Common Group Health Insurance Questions

Common Group Health Insurance Questions

What are Formulary Drugs?

A formulary drug is one that has been thoroughly reviewed by a team of expert pharmacists and physicians. These drugs have been identified as safe and beneficial to patients for treating medical conditions. Drugs listed on a carrier’s formulary will generally have a lower copay.

What is HIPAA?

HIPAA is the Health Insurance Portability and Accountability Act of 1996. Under this federal law (known as HIPAA), group health plans cannot deny coverage based solely on an individual’s health status. This law also gives employees who change or lose their jobs better access to health coverage, guarantees renewability and availability to certain employees and limits exclusions for pre-existing conditions. For example, under this law, group health plans must credit any employee the amount of time that they spent on any health plan prior to the new plan, which is known as “prior credible coverage.” A pre-existing condition will be covered without a waiting period when an employee joins a new group plan if the employee has been insured for the previous 12 months with credible health insurance, with no lapse in coverage of 63 days or more. This means that if an employee has been insured for 12 months or more, the employee will be able to go from one job to another and his or her pre-existing coverage will remain intact — without additional waiting periods. However, if an employee has a pre-existing condition and was not covered previously for 12 months before joining a new plan, the longest the employee will have to wait for their pre-existing coverage to be covered is 12 months.

What is an HMO (Health Maintenance Organization)?

An HMO is a health care financing and delivery system that provides comprehensive health care for subscribing members in a particular geographic area using managed care techniques. Most HMOs require that you only utilize physicians within their network, often going so far as to require you to choose a primary care physician who directs most courses of your treatment.

What is an MSA (Medical Savings Account)?

A Medical Savings Account is a method of health insurance for self-employed individuals. An MSA will allow you to build up a tax-free savings account to pay for routine medical expenses. You build the account with tax-free dollars, and they remain tax-free while your MSA is active. An MSA is used in conjunction with a high-deductible health insurance policy. Using the high-deductible insurance plan, the cost of an MSA can be kept competitively low.

What is a POS (Point of Service) Plan?

A Point of Service is an HMO plan that also incorporates an indemnity plan option allowing members to obtain medical care from providers outside of the HMO network at a reduced benefit and at greater out-of-pocket expense.

What is a pre-existing conditions provision?

A pre-existing conditions provision is a health insurance policy provision that states that benefits will not be paid for any illness and/or condition that existed prior to one becoming and insured under the particular health plan in question, until the insured has been covered under the policy for a specified period.

What is a PPO (Preferred Provider Organization)?

A PPO is an organization where providers are under contract to an insurance company or health plan to provide care at a discounted or negotiated rate.
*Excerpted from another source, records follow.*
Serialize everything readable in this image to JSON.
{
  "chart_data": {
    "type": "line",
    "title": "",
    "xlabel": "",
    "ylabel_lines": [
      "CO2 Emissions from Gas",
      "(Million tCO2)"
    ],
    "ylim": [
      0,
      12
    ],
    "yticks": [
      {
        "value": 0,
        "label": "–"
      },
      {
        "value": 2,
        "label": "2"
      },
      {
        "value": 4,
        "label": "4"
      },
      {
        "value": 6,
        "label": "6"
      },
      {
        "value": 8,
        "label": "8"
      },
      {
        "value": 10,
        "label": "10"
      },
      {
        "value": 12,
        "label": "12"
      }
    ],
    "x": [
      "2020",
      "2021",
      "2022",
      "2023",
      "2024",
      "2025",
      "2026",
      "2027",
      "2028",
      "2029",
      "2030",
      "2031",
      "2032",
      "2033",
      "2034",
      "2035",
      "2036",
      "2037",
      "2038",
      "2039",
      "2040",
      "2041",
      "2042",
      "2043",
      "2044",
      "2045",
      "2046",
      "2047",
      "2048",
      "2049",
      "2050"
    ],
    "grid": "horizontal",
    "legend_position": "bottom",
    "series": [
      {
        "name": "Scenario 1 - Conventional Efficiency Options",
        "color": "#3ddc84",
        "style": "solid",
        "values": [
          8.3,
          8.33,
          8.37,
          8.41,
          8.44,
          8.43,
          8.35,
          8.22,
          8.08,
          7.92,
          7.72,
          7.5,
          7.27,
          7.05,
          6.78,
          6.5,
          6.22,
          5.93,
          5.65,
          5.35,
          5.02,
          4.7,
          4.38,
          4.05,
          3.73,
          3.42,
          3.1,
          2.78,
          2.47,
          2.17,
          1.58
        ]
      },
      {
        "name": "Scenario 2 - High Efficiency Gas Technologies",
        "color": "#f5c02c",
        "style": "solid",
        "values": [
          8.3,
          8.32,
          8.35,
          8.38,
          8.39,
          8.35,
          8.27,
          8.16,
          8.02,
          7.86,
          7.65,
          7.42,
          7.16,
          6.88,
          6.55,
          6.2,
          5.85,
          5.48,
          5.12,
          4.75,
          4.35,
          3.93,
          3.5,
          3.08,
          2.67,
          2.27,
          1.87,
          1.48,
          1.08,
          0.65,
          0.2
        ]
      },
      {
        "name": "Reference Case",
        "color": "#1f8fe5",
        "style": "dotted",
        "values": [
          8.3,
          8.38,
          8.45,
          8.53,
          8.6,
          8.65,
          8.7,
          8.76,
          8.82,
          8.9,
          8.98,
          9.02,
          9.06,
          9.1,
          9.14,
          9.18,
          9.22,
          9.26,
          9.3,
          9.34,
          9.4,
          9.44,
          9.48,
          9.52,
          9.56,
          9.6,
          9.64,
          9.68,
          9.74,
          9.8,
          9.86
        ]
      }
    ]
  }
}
Typically, you can see any doctor in the PPO network without requiring special approval, and you usually do not need to choose a primary care physician. Most PPOs will also allow you to seek care outside of the PPO network; however, the benefits are usually reduced and the insured has a greater out-of-pocket expense.

What is a Routine Annual Exam?

A routine annual exam is a yearly medical “checkup,” during which your doctor will perform simple medical care such as checking your height, weight, vision and blood pressure, as well as screening for problems like colon cancer, cervical cancer, prostate cancer and high cholesterol.

What is meant by Usual and Customary Fees?

Usual and Customary fees refer to the maximum dollar amount of a covered expense that is considered eligible for reimbursement under a major medical policy.   These questions are general in nature and should be used as a guideline only. Please refer to carrier-specific materials for exact definitions as described by the carrier.